Here was one of mine.

3am

woke up just before my alarm, giddy like a school girl to go running with garrett white and ryan johnson. 2 very good brothers. the goal was lone peak 16 miles, 6k feet in 5 hours. Didn't happen. We got lost in the dark, found the hamhog trail, got super muddy, scraped and bruised and finally turned around and went up another trail to box elder peak. bush wacked, who knows how long and got to the false summit before turning around to get home before the kids were even awake!

personal note to the mountains.........I love you!










9am

made breakfast for the kids while alissa went on a bike ride. Waffles, healthy and big with strawberries and peaches. Kaiya my 7 year old took it upon herself to vacuum, oooh she knows how to get on my good side!

11.30am

put marley down for a little nap and fell asleep with her myself. We just got a new bunkbed for her and the bottom is SOOOO comfy with a new fluffy comforter. nice and cool and dark. Woke up feeling like a new woman.

1.30pm

Alissa made a KILLER salad. Honestly the best i have ever had with beets, blueberries, tomatoes and peppers from our garden, and sprouts. There was more to it but i don't remember what...it was beautiful to look at and a joy to devour! After all the metabolic fire was RAGING after my long run. That's half the fun of going long. Today alone i ate almost 9k calories...cool. In running especially in the mountains, the machine probably burns 800 calories per hour.

2.30 pm

Packed up the brood in our clean car. Yes, ever since we got a new car Alissa has humored me and kept it immaculate. It makes me happy just thinking about it!! Headed to the canyon. An absolutely perfect day for it. 80 degrees, healthy snacks, kids playing up on the playground up at Vivian park. then my ma and pa came up and hung with us too. We hardly ever see them for living so close...kinda sucks.

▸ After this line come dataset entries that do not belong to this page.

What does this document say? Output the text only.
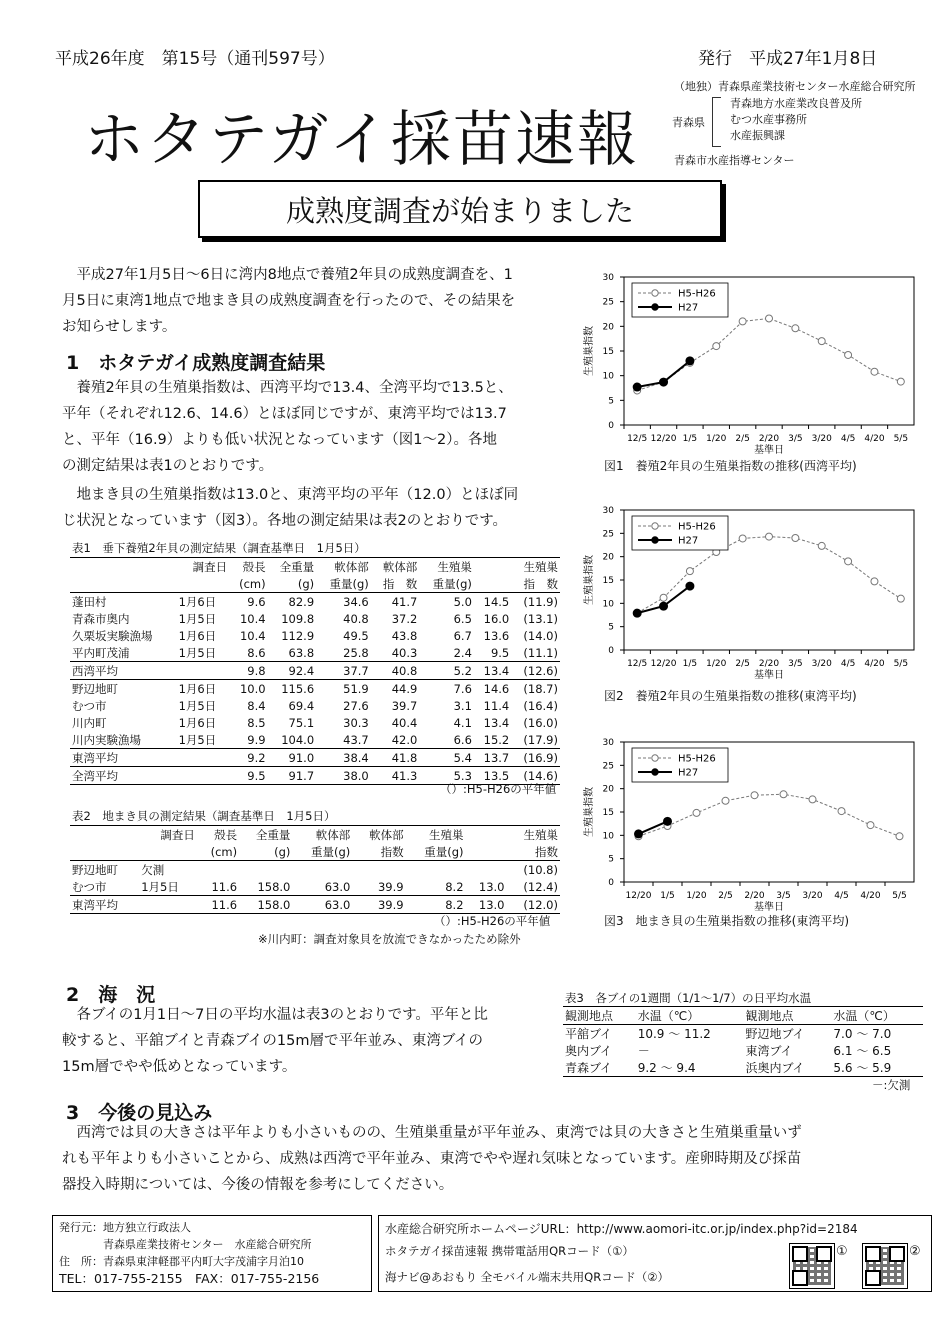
平成26年度　第15号（通刊597号）	発行　平成27年1月8日
ホタテガイ採苗速報
（地独）青森県産業技術センター水産総合研究所
青森県
青森地方水産業改良普及所
むつ水産事務所
水産振興課
青森市水産指導センター
成熟度調査が始まりました
　平成27年1月5日～6日に湾内8地点で養殖2年貝の成熟度調査を、1
月5日に東湾1地点で地まき貝の成熟度調査を行ったので、その結果を
お知らせします。
1　ホタテガイ成熟度調査結果
　養殖2年貝の生殖巣指数は、西湾平均で13.4、全湾平均で13.5と、
平年（それぞれ12.6、14.6）とほぼ同じですが、東湾平均では13.7
と、平年（16.9）よりも低い状況となっています（図1～2）。各地
の測定結果は表1のとおりです。
　地まき貝の生殖巣指数は13.0と、東湾平均の平年（12.0）とほぼ同
じ状況となっています（図3）。各地の測定結果は表2のとおりです。
表1　垂下養殖2年貝の測定結果（調査基準日　1月5日）
	調査日	殻長	全重量	軟体部	軟体部	生殖巣	生殖巣	
		(cm)	(g)	重量(g)	指　数	重量(g)	指　数	
蓬田村	1月6日	9.6	82.9	34.6	41.7	5.0	14.5	(11.9)
青森市奥内	1月5日	10.4	109.8	40.8	37.2	6.5	16.0	(13.1)
久栗坂実験漁場	1月6日	10.4	112.9	49.5	43.8	6.7	13.6	(14.0)
平内町茂浦	1月5日	8.6	63.8	25.8	40.3	2.4	9.5	(11.1)
西湾平均		9.8	92.4	37.7	40.8	5.2	13.4	(12.6)
野辺地町	1月6日	10.0	115.6	51.9	44.9	7.6	14.6	(18.7)
むつ市	1月5日	8.4	69.4	27.6	39.7	3.1	11.4	(16.4)
川内町	1月6日	8.5	75.1	30.3	40.4	4.1	13.4	(16.0)
川内実験漁場	1月5日	9.9	104.0	43.7	42.0	6.6	15.2	(17.9)
東湾平均		9.2	91.0	38.4	41.8	5.4	13.7	(16.9)
全湾平均		9.5	91.7	38.0	41.3	5.3	13.5	(14.6)
（）:H5-H26の平年値
表2　地まき貝の測定結果（調査基準日　1月5日）
	調査日	殻長	全重量	軟体部	軟体部	生殖巣	生殖巣	
		(cm)	(g)	重量(g)	指数	重量(g)	指数	
野辺地町	欠測							(10.8)
むつ市	1月5日	11.6	158.0	63.0	39.9	8.2	13.0	(12.4)
東湾平均		11.6	158.0	63.0	39.9	8.2	13.0	(12.0)
（）:H5-H26の平年値
※川内町：調査対象貝を放流できなかったため除外
0
5
10
15
20
25
30
12/5 12/20 1/5 1/20 2/5 2/20 3/5 3/20 4/5 4/20 5/5
基準日
生殖巣指数
H5-H26
H27
図1　養殖2年貝の生殖巣指数の推移(西湾平均)
0
5
10
15
20
25
30
12/5 12/20 1/5 1/20 2/5 2/20 3/5 3/20 4/5 4/20 5/5
基準日
生殖巣指数
H5-H26
H27
図2　養殖2年貝の生殖巣指数の推移(東湾平均)
0
5
10
15
20
25
30
12/20 1/5 1/20 2/5 2/20 3/5 3/20 4/5 4/20 5/5
基準日
生殖巣指数
H5-H26
H27
図3　地まき貝の生殖巣指数の推移(東湾平均)
2　海　況
　各ブイの1月1日～7日の平均水温は表3のとおりです。平年と比
較すると、平舘ブイと青森ブイの15m層で平年並み、東湾ブイの
15m層でやや低めとなっています。
表3　各ブイの1週間（1/1～1/7）の日平均水温
観測地点	水温（℃）	観測地点	水温（℃）
平舘ブイ	10.9 ～ 11.2	野辺地ブイ	7.0 ～ 7.0
奥内ブイ	－	東湾ブイ	6.1 ～ 6.5
青森ブイ	9.2 ～ 9.4	浜奥内ブイ	5.6 ～ 5.9
－:欠測
3　今後の見込み
　西湾では貝の大きさは平年よりも小さいものの、生殖巣重量が平年並み、東湾では貝の大きさと生殖巣重量いず
れも平年よりも小さいことから、成熟は西湾で平年並み、東湾でやや遅れ気味となっています。産卵時期及び採苗
器投入時期については、今後の情報を参考にしてください。
発行元：地方独立行政法人
　　　　青森県産業技術センター　水産総合研究所
住　所：青森県東津軽郡平内町大字茂浦字月泊10
TEL：017-755-2155　FAX：017-755-2156
水産総合研究所ホームページURL：http://www.aomori-itc.or.jp/index.php?id=2184
ホタテガイ採苗速報 携帯電話用QRコード（①）
海ナビ@あおもり 全モバイル端末共用QRコード（②）
①	②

They both work so dang hard. Looking forward to a st. george weekend with them. Walked over to the river and threw rocks in for a while, just chillin.






5 pm

Headed to Alissa's brothers house in orem for a family party on her side. More good healthy food. Holding Lyvie in the grass, as she drooled all over my fingers. watching kaiya and taj play barefoot in the street with their cousins. just being kids, not a care in the world. oh to be a little kid again. I guess we all will be like them again when we get old. I just am gonna take myself out before i have to start wearing diapers again. Ride off a cliff up on the alpine and call it good :*)

7.30pm

Went home and bathed the kids while Alissa went out for another workout (running i think, because she biked right after i got home from my run). Sure the kids were crazy and crying and fighting but i LOVE it anyway. I feel like sometimes i just don't ever see them. Bedtime is not my favorite because our kids have as much energy as i do and going to sleep is "such a waste of time" but i lay down with them for awhile and they were eventually out.

9 pm

spent some time with Alissa, i think we watched a movie. too bad we couldn't get a sitter, then we could have gone running again. after all i only did 5hours this morning and then had a nap. I was good to go for at least another 10 miles. Oh well it was still a perfect day.